M.Sc. in SPACE STUDIES 2004/2005
Contralateral reversible labyrinth lesion in gerbils to probe
critical periods during vestibular compensation
Dr. Anis Karim
Individual Project I Report submitted to the International Space University in partial
fulfillment of the requirements of the M.Sc. Degree in Space Studies
August, 2005
Internship Mentor:
Dr. Shawn Newlands, Dr. Galen Kaufman, Dr. Sheryl Bishop
Host Institution:
University of Texas Medical Branch, Galveston, Texas, USA
ISU Academic Advisor:
Prof. Nikolai Tolyarenko
Contralateral reversible labyrinth lesion in gerbils to probe critical periods during vestibular compensation
ABSTRACT
Introduction: This study is an attempt to investigate the relationship between short and
long term plasticity in recovery from vestibular deficits, such as vestibular lesions and
microgravity, using rodent animal models (gerbils). Methods: The research protocol uses
Dr. Kaufman's rodent vestibular apparatus, which involves studying the vestibular
responses of rodents (gerbils) with a rodent centrifuge, using infrared video oculography
(non-invasive technique). First, Tetrodotoxin (TTX) is applied to the middle ear to
reversibly block vestibular information from reaching the brainstem. This, for instance,
mimics periodic exposure to microgravity. Later, this technique is combined with longterm vestibular lesions, like labyrinthectomy, to investigate the relationship between short
and long term plasticity in recovery from vestibular deficits, such as vestibular lesions and
microgravity.

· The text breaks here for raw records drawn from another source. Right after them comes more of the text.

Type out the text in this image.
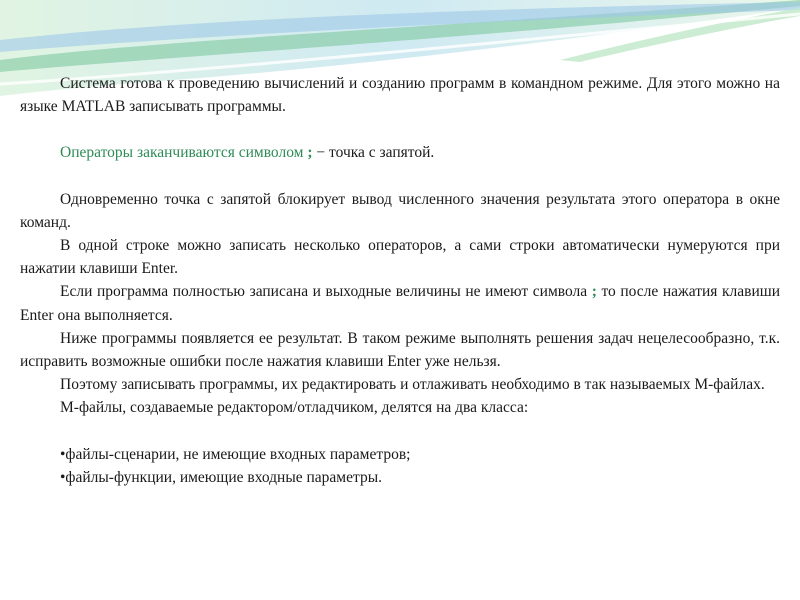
Система готова к проведению вычислений и созданию программ в командном режиме. Для этого можно на языке MATLAB записывать программы.

Операторы заканчиваются символом ; − точка с запятой.

Одновременно точка с запятой блокирует вывод численного значения результата этого оператора в окне команд.

В одной строке можно записать несколько операторов, а сами строки автоматически нумеруются при нажатии клавиши Enter.

Если программа полностью записана и выходные величины не имеют символа ; то после нажатия клавиши Enter она выполняется.

Ниже программы появляется ее результат. В таком режиме выполнять решения задач нецелесообразно, т.к. исправить возможные ошибки после нажатия клавиши Enter уже нельзя.

Поэтому записывать программы, их редактировать и отлаживать необходимо в так называемых M-файлах.

M-файлы, создаваемые редактором/отладчиком, делятся на два класса:

•файлы-сценарии, не имеющие входных параметров;

•файлы-функции, имеющие входные параметры.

Another reason for these studies is to determine whether there is a critical
period for labyrinth input during vestibular compensation. Results: The observations
suggest that preventing contralateral vestibular input during vestibular compensation
delays the recovery of VOR gain. Moreover, there is a residual TTX effect which remains
for more than 24 hours. Blocking the “good” ear with TTX well after compensation causes
a severe phase disturbance. Conclusions: These experiments support consensus work about
the expected behavior of VOR gain and symmetry following surgical and reversible (TTX)

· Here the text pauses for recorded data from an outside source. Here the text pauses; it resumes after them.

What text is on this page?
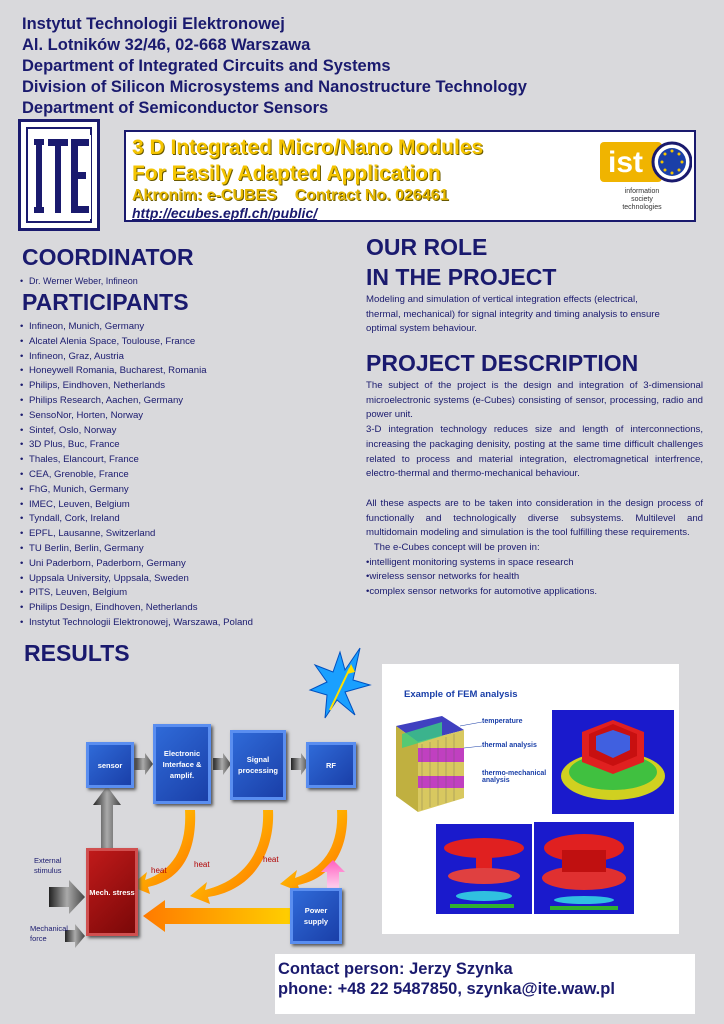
Instytut Technologii Elektronowej
Al. Lotników 32/46, 02-668 Warszawa
Department of Integrated Circuits and Systems
Division of Silicon Microsystems and Nanostructure Technology
Department of Semiconductor Sensors
3 D Integrated Micro/Nano Modules
For Easily Adapted Application
Akronim: e-CUBES    Contract No. 026461
http://ecubes.epfl.ch/public/
ist
information
society
technologies
COORDINATOR
• Dr. Werner Weber, Infineon
PARTICIPANTS
• Infineon, Munich, Germany
• Alcatel Alenia Space, Toulouse, France
• Infineon, Graz, Austria
• Honeywell Romania, Bucharest, Romania
• Philips, Eindhoven, Netherlands
• Philips Research, Aachen, Germany
• SensoNor, Horten, Norway
• Sintef, Oslo, Norway
• 3D Plus, Buc, France
• Thales, Elancourt, France
• CEA, Grenoble, France
• FhG, Munich, Germany
• IMEC, Leuven, Belgium
• Tyndall, Cork, Ireland
• EPFL, Lausanne, Switzerland
• TU Berlin, Berlin, Germany
• Uni Paderborn, Paderborn, Germany
• Uppsala University, Uppsala, Sweden
• PITS, Leuven, Belgium
• Philips Design, Eindhoven, Netherlands
• Instytut Technologii Elektronowej, Warszawa, Poland
OUR ROLE
IN THE PROJECT
Modeling and simulation of vertical integration effects (electrical, thermal, mechanical) for signal integrity and timing analysis to ensure optimal system behaviour.
PROJECT DESCRIPTION

The subject of the project is the design and integration of 3-dimensional microelectronic systems (e-Cubes) consisting of sensor, processing, radio and power unit.

3-D integration technology reduces size and length of interconnections, increasing the packaging denisity, posting at the same time difficult challenges related to process and material integration, electromagnetical interfrence, electro-thermal and thermo-mechanical behaviour.

All these aspects are to be taken into consideration in the design process of functionally and technologically diverse subsystems. Multilevel and multidomain modeling and simulation is the tool fulfilling these requirements.

The e-Cubes concept will be proven in:

•intelligent monitoring systems in space research

•wireless sensor networks for health

•complex sensor networks for automotive applications.

RESULTS
sensor
Electronic Interface & amplif.
Signal processing
RF
Mech. stress
Power supply
heat
heat
heat
External stimulus
Mechanical force
Example of FEM analysis
temperature
thermal analysis
thermo-mechanical analysis
Contact person: Jerzy Szynka
phone: +48 22 5487850, szynka@ite.waw.pl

labyrinth lesions. These results also support the emerging evidence for a dynamic interplay
between sensory modalities and sources of compensatory input, and time, in the
compensation process. They suggest that acute contralateral vestibular input does support
acute compensation, but that this input might in fact delay chronic compensation.
Keywords: vestibular compensation, vestibulo-ocular reflex, .tetrodotoxin, microgravity.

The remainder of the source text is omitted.